Let $T=\{\Vert x-y_1 \Vert ,\Vert x-y_2\Vert , \cdots ,\Vert x-yn\Vert \}$ Since T is a finite set, T has the minimum m of T.
Denote $y_i$ such that $ m=\Vert x-y_i\Vert$ by $y_0$.
Then $d(x,S)=inf\{\Vert x-y_i\Vert\ : y_i \in S\} = \Vert x-y_0 \Vert $.
Case2: Suppose S is an infinite set and let $x$ be given.
Suppose to the contrary that there is no $y_0 \in S$ sucht that $d(x,S)=\Vert x-y_0 \Vert $.
Since $d(x,S)=inf\{\Vert x-y_i\Vert\ : y_i \in S\}$, we can choose $y_k \in S$ such that $d(x,S)\lt\Vert x-y_k \Vert\lt d(x,S)+\epsilon_k$.
Let $\epsilon_k=\frac1 k$ be given. Then $d(x,S)\lt\Vert x-y_k \Vert\lt d(x,S)+\frac1 k \le d(x,S)+1$
Since $\Vert x-y_k \Vert$ is bounded, $\Vert x-y_{k_j} \Vert$ is also bounded.

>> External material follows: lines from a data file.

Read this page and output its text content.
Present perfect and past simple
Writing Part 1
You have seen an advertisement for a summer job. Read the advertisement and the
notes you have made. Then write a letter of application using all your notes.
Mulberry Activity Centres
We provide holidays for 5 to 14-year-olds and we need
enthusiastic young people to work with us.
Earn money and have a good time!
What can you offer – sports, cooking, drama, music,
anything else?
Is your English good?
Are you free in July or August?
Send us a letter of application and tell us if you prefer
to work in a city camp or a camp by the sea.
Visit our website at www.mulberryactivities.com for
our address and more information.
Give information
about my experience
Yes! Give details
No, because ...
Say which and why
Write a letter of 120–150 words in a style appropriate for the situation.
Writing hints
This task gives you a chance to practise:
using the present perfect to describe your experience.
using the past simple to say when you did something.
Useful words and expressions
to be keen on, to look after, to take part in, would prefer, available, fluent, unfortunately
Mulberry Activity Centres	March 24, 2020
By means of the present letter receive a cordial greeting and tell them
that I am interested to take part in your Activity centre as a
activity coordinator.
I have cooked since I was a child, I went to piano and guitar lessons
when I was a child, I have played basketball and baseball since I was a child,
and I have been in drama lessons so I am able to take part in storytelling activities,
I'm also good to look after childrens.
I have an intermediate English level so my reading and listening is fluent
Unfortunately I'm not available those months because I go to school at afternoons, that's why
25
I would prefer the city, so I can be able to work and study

Then by the Bolzano Weierstrass Theorem, $\Vert x-y_{k_j} \Vert$ has a subsequence $\Vert x-y_{k_{j_l}} \Vert$ converging to $\Vert x-y' \Vert$.
Since $\Vert x-y_{k_{j_l}} \Vert$ is a subsequence of $\Vert x-y_k \Vert$, it follows that $\Vert x-y' \Vert$ is a cluster point of $\Vert x-y_k \Vert$, thus $\Vert x-y' \Vert$ $\neq$ $\Vert x-y_0 \Vert$.
I was about to derive contradiction in case 2, but now I finally realized that there is no guarantee that there is only one cluster point so I cannot proceed further. Please give some feedback on my proof!